“The Happiness Now is Part of the Pain Later – That’s the Deal”
In the movie Shadowlands, Joy, who is in remission from cancer, says to her husband C.S. Lewis, “the happiness now is part of the pain later and that’s the deal.”
How do we make sense out of losing a loved one, going through a divorce, watching a child go astray, losing a job, or discovering we have an incurable disease? Tragedy often opens the door to a dialog of questions directed at God. Why would you take the life of my son, a father, a husband and a brother in the prime of his life? Why didn’t you heal him? I believed you would.
When I went through tragedy, these were some of the questions I asked God. The tragedy numbed my mind, and it has taken years to heal my wounded heart. But, Job’s insight was a great help to me.
When Job lost everything but his life in a test between God and Satan, he questioned the justice of God. Why would God allow this tragedy when he had lived such a righteous life? Well-meaning friends gladly offered their two cents as they scrutinized, analyzed and even diagnosed the reasons behind Job’s pain. Tired of their judging and babbling, Job resigns himself to present his case before God. God listens to Job’s reasoning.

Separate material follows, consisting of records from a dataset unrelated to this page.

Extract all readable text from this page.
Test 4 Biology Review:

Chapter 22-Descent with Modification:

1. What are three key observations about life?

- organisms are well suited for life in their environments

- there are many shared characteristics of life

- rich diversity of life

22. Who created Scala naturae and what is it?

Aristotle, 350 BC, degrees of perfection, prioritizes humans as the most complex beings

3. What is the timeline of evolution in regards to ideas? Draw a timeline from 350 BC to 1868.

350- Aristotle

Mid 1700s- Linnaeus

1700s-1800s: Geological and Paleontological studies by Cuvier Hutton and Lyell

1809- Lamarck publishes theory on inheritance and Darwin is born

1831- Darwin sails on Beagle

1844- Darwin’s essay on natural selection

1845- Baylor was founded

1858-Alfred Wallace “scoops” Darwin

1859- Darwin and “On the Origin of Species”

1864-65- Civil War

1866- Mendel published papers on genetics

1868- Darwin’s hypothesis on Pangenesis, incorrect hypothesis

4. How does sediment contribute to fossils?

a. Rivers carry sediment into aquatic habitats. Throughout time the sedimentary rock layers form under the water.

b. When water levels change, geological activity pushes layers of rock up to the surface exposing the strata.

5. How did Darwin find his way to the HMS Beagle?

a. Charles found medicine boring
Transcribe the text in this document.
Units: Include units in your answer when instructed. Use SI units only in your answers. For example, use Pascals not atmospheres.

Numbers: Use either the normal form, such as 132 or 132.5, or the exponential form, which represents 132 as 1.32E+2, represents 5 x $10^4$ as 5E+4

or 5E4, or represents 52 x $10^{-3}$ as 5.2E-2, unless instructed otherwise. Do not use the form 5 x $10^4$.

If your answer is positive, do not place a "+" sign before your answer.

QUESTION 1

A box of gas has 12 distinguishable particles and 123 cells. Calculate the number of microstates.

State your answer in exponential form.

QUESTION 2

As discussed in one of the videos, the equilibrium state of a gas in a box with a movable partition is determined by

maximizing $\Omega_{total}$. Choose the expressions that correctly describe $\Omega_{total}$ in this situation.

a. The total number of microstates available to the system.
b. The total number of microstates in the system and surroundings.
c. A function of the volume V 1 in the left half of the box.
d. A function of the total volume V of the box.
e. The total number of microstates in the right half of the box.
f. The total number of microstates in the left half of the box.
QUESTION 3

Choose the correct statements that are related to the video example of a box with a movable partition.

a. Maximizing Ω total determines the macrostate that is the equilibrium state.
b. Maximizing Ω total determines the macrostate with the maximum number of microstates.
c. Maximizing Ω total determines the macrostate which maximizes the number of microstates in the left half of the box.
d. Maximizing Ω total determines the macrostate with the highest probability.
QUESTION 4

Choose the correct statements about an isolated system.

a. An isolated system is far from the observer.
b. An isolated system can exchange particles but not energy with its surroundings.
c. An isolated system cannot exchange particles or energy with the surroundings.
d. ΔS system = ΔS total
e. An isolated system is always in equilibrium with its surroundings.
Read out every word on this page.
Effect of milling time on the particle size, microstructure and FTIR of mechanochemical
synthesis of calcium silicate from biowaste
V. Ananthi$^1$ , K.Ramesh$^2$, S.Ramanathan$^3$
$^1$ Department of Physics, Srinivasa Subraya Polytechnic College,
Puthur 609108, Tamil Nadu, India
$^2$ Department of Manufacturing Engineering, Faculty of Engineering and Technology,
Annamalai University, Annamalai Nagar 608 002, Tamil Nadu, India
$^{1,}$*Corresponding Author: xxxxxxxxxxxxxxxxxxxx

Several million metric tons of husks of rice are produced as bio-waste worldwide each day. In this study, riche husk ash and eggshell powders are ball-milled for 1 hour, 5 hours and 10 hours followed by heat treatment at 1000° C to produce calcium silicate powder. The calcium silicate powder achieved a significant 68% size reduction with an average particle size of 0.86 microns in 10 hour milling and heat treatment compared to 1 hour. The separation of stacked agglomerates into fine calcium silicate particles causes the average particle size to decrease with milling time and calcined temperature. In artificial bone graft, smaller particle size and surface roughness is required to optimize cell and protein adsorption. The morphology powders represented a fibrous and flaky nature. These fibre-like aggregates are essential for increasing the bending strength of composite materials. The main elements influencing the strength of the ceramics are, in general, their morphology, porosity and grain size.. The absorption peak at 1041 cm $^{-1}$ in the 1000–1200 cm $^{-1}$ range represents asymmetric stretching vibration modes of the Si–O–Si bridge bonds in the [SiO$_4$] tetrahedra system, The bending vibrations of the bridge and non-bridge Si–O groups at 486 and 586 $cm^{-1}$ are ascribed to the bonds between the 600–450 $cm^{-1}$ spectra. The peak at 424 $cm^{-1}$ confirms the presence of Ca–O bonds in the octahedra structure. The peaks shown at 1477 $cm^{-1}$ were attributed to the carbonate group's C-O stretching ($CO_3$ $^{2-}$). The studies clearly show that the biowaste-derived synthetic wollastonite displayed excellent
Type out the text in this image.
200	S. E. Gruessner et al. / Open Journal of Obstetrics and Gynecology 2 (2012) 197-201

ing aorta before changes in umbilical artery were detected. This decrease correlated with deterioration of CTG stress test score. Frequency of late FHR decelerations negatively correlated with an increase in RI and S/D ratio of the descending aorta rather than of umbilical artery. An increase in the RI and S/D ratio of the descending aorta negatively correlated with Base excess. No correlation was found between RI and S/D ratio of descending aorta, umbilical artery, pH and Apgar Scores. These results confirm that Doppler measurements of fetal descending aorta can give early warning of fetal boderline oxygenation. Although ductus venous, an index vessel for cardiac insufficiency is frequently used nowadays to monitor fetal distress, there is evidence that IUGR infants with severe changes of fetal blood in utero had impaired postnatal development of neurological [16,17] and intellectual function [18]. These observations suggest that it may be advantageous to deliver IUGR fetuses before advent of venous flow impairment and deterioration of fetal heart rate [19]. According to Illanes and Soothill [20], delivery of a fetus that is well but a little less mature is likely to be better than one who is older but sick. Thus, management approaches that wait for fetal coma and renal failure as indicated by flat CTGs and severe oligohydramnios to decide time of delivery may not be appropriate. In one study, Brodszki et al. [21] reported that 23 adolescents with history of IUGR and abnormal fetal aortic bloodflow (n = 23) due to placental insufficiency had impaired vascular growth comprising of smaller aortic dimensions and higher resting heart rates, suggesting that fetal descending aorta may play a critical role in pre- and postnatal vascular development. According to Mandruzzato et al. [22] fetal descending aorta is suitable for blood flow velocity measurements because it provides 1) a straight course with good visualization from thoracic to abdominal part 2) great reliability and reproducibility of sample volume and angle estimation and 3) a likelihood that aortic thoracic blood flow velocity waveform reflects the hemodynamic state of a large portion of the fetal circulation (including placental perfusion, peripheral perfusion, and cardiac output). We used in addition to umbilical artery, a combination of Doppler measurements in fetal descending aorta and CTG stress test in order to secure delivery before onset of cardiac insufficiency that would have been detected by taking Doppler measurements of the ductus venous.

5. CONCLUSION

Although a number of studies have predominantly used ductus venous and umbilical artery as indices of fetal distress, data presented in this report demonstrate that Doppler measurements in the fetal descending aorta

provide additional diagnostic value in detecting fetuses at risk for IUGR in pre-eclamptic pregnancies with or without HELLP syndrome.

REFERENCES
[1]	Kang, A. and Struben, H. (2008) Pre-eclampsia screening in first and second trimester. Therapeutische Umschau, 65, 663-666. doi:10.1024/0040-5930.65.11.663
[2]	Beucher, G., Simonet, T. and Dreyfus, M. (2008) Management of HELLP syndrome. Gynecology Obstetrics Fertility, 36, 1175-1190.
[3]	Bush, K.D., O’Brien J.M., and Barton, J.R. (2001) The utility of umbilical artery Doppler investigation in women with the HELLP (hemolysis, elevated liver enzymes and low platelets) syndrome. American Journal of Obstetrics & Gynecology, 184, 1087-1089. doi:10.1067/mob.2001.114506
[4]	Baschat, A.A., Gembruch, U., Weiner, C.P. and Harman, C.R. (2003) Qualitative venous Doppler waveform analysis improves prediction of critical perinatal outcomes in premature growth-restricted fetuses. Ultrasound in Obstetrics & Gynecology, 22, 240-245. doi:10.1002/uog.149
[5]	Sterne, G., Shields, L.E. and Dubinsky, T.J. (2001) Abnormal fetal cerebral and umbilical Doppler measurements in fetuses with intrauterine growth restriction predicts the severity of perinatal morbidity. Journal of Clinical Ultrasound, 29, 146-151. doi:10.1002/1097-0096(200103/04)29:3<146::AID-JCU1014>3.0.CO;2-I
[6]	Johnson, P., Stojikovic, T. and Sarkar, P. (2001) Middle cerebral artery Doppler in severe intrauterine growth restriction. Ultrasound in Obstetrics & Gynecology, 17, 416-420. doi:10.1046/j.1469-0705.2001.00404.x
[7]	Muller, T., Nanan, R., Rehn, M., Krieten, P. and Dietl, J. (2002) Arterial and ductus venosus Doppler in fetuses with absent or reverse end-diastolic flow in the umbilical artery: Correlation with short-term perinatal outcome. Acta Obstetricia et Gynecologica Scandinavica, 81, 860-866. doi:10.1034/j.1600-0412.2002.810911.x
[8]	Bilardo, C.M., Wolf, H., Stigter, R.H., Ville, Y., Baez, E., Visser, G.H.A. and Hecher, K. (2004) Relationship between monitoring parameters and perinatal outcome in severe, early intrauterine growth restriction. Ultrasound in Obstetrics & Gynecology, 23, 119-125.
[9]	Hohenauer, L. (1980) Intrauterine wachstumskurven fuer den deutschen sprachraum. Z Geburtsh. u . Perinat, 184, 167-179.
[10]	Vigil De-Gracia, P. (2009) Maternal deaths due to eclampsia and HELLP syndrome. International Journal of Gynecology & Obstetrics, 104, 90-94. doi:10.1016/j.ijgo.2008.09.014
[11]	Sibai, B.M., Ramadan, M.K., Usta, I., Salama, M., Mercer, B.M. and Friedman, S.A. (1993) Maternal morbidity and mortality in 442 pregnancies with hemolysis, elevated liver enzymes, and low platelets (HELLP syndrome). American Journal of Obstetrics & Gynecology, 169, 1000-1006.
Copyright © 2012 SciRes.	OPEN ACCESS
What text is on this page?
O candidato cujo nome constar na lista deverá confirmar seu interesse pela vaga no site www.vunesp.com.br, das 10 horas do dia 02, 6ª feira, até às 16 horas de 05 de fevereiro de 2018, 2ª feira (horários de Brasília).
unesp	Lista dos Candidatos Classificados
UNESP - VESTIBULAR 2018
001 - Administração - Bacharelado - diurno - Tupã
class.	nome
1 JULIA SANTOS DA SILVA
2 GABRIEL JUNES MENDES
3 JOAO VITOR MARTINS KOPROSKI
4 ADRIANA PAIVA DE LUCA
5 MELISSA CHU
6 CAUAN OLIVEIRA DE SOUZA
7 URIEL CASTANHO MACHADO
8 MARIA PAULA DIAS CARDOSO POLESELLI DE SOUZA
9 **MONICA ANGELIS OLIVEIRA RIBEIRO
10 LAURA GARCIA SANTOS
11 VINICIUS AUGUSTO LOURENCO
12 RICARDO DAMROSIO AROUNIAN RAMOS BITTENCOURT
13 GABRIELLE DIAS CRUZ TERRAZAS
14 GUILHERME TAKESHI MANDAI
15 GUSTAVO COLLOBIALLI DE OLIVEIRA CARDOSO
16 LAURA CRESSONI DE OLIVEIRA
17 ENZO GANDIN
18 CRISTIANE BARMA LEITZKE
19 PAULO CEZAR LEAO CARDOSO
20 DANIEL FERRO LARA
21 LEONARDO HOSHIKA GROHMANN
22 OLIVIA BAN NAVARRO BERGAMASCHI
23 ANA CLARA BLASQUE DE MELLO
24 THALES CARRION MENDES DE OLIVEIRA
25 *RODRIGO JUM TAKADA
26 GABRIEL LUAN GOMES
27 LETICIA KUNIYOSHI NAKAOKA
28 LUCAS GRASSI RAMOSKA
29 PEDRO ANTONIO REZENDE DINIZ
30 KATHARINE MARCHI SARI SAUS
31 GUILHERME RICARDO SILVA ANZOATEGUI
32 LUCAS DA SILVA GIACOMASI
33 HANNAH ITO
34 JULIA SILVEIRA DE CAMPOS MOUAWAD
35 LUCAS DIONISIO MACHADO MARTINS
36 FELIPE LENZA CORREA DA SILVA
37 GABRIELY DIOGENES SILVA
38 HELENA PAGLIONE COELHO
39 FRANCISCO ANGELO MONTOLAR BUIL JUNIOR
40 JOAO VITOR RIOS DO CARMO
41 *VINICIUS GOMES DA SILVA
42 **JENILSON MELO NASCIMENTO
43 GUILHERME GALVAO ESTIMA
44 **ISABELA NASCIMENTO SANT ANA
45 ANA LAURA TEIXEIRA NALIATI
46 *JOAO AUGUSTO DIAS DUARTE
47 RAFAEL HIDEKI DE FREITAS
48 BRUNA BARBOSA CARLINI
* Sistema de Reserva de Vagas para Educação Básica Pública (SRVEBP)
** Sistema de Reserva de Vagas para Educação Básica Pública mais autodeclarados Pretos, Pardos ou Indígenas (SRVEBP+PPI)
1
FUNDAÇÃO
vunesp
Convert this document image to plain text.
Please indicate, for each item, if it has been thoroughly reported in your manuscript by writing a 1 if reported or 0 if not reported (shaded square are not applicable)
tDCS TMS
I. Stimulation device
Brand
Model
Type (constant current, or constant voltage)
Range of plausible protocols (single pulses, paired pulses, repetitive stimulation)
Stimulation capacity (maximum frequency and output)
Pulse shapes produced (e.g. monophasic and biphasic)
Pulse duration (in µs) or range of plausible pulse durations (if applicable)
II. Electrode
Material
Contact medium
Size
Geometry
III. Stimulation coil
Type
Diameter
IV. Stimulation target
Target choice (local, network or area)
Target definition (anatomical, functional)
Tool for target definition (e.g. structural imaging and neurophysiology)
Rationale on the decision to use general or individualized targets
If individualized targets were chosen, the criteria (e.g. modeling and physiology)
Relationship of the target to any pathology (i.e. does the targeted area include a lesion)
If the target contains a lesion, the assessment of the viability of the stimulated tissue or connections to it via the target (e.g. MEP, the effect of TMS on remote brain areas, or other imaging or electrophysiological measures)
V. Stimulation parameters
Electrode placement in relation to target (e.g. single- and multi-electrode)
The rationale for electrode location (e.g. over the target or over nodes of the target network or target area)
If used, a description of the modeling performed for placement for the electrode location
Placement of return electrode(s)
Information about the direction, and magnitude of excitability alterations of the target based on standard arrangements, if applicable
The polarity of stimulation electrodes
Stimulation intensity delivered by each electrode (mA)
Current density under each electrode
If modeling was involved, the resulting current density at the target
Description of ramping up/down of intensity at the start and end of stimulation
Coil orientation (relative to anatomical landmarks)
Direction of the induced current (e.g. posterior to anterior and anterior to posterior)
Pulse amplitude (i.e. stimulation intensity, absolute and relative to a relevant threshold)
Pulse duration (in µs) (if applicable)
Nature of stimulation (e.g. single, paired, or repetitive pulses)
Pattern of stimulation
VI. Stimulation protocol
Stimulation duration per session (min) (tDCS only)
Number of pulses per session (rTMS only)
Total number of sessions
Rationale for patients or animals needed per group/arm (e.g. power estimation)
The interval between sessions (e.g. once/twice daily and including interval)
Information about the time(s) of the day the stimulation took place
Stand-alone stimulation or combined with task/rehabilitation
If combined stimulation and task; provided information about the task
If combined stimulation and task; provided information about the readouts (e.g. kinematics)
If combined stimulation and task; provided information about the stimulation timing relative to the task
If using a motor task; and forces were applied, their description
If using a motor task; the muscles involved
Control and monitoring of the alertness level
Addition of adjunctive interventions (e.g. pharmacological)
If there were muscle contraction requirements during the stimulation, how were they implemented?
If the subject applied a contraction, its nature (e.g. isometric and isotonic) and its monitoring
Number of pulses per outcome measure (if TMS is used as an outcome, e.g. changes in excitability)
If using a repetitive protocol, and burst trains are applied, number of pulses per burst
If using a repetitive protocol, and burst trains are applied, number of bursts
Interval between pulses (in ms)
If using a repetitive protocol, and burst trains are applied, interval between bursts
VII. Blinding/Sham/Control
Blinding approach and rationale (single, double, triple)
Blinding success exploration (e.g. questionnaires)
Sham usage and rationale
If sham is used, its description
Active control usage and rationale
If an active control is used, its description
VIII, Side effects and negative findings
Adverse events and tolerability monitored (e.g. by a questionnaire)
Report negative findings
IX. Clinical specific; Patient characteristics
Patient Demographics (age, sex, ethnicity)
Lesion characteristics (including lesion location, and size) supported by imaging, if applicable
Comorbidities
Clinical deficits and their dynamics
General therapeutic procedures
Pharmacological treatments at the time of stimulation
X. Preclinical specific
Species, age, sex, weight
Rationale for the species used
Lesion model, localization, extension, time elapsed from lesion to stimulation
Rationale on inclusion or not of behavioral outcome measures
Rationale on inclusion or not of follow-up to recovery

In fact, he was asking the very same questions we all ask. Why does it seem like good men suffer instead of evil men? Why are good things robbed from good people while evil people thrive? God’s longest speech recorded in the Bible (Job 38 – 41) was directed to answering Job, and to us who have suffered great tragedies.
In the midst of answering Job, God asked him a question, and consequently, one that He also asks us. In chapter 40:8 – 9 God asks, “Would you discredit my justice? Would you condemn me to justify yourself?” Job must have felt like a dry leaf in a burning forest. He was in the middle of a debate with the Master of the Universe, Creator of all creation. The fact is, Job did not understand the why behind the test, nor did he ever know that it was a test and we may never know either. After God assured Job of his power and might, wisdom and love, Job covered his mouth — the whys were no longer important or needed. The wisdom we glean here is that – real faith does not depend upon the blessings of God or fall to our accusations of God’s Divine Providence. Real faith must rest completely on God’s undeniable Sovereignty and His unquestionable wisdom, knowing that the happiness that we enjoy today may bring us great pain tomorrow. And, that’s the deal.